The talent coaches help ensure there’s consistency across the school system on how teachers are being graded, he said, noting that some of the high-poverty schools in the pilot saw “far more growth” in their teacher performance than others.

Unlike the old pass/fail evaluations — which did not distinguish between gifted educators and those that were merely OK — the new evaluations focus on identifying teachers' specific strengths and weaknesses and helping them improve, Weiner said. And rather than one observation per year, school administrators must now observe each teacher either for one 45-minute period and three 15-minute periods, or for six 15-minute blocks.

“For the first couple of months, it’s hard for principals to understand the rubric,” Weiner acknowledged. But by the winter, most of the schools in the pilot had become more comfortable with it, he said.

Under the new evaluation system, administrators note the teacher's performance on 22 different criteria, and the results of that observation make up 60 percent of the teacher's overall grade.

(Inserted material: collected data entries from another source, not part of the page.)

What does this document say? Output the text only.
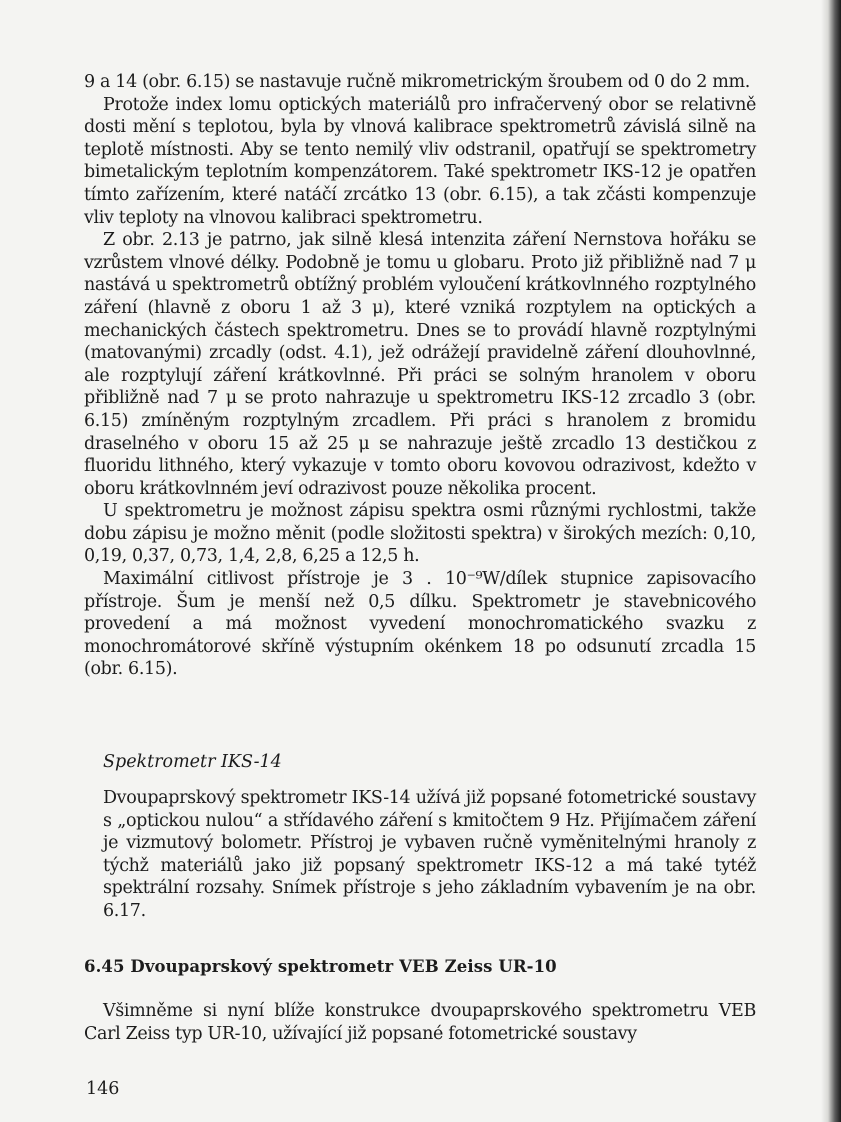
9 a 14 (obr. 6.15) se nastavuje ručně mikrometrickým šroubem od 0 do 2 mm.

Protože index lomu optických materiálů pro infračervený obor se relativně dosti mění s teplotou, byla by vlnová kalibrace spektrometrů závislá silně na teplotě místnosti. Aby se tento nemilý vliv odstranil, opatřují se spektrometry bimetalickým teplotním kompenzátorem. Také spektrometr IKS-12 je opatřen tímto zařízením, které natáčí zrcátko 13 (obr. 6.15), a tak zčásti kompenzuje vliv teploty na vlnovou kalibraci spektrometru.

Z obr. 2.13 je patrno, jak silně klesá intenzita záření Nernstova hořáku se vzrůstem vlnové délky. Podobně je tomu u globaru. Proto již přibližně nad 7 μ nastává u spektrometrů obtížný problém vyloučení krátkovlnného rozptylného záření (hlavně z oboru 1 až 3 μ), které vzniká rozptylem na optických a mechanických částech spektrometru. Dnes se to provádí hlavně rozptylnými (matovanými) zrcadly (odst. 4.1), jež odrážejí pravidelně záření dlouhovlnné, ale rozptylují záření krátkovlnné. Při práci se solným hranolem v oboru přibližně nad 7 μ se proto nahrazuje u spektrometru IKS-12 zrcadlo 3 (obr. 6.15) zmíněným rozptylným zrcadlem. Při práci s hranolem z bromidu draselného v oboru 15 až 25 μ se nahrazuje ještě zrcadlo 13 destičkou z fluoridu lithného, který vykazuje v tomto oboru kovovou odrazivost, kdežto v oboru krátkovlnném jeví odrazivost pouze několika procent.

U spektrometru je možnost zápisu spektra osmi různými rychlostmi, takže dobu zápisu je možno měnit (podle složitosti spektra) v širokých mezích: 0,10, 0,19, 0,37, 0,73, 1,4, 2,8, 6,25 a 12,5 h.

Maximální citlivost přístroje je 3 . 10⁻⁹W/dílek stupnice zapisovacího přístroje. Šum je menší než 0,5 dílku. Spektrometr je stavebnicového provedení a má možnost vyvedení monochromatického svazku z monochromátorové skříně výstupním okénkem 18 po odsunutí zrcadla 15 (obr. 6.15).

Spektrometr IKS-14

Dvoupaprskový spektrometr IKS-14 užívá již popsané fotometrické soustavy s „optickou nulou“ a střídavého záření s kmitočtem 9 Hz. Přijímačem záření je vizmutový bolometr. Přístroj je vybaven ručně vyměnitelnými hranoly z týchž materiálů jako již popsaný spektrometr IKS-12 a má také tytéž spektrální rozsahy. Snímek přístroje s jeho základním vybavením je na obr. 6.17.

6.45 Dvoupaprskový spektrometr VEB Zeiss UR-10

Všimněme si nyní blíže konstrukce dvoupaprskového spektrometru VEB Carl Zeiss typ UR-10, užívající již popsané fotometrické soustavy

146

It's a shift from the former teacher evaluation system, which was in place for 80 years, and involved just one 40-minute observation.

The new system judges each teacher based on more detailed criteria outlined by education expert Charlotte Danielson, an Oxford-trained economist who runs a Princeton, N.J.-based education consulting firm.

Danielson created a description for “highly effective” teaching more than 15 years ago, including categories such as "setting instructional outcomes" and "using questioning and discussion techniques." The framework is now being used in schools across the nation.

At P.S. 107, the new evaluation system has meant more paperwork for Litwack and more time devoted to conducting observations of the school's 37 teachers and then giving feedback, which she or her assistant principal do within two days of watching a lesson.

She acknowledged that she was able to focus on the observations because the “building was running well” at the moment, rather than facing such crises as “out-of-control” students.

Still, she said it was well worth the work if it means improving the quality of instruction.

“It’s the most important thing,” said Litwack, who is trying to get her teachers to foster more group discussions in response to Danielson's rubric.

The observations are just one piece of the new teacher evaluation system that the state imposed on New York City earlier this year after the United Federation of Teachers union could not agree on an evaluation system with the city's Department of Education.

In addition to observations, the teacher evaluations are also based on students' state test scores — some of them in subjects that the teachers do not even teach.

Teachers who receive two "ineffective" ratings in a row could be fired.

The UFT recently filed 17 grievances over the implementation of the new evaluation system, including complaints that the administrators observing the teachers were disrupting the lessons, GothamSchools reported.

Brooklyn College education professor David Bloomfield said he understood some of the concerns with the new evaluation system.

“The greatest burden for principals is figuring out how to get into all the classrooms they need to get into,” Bloomfield said. “Just the logistics of the observations from a time management perspective is proving exceedingly difficult.”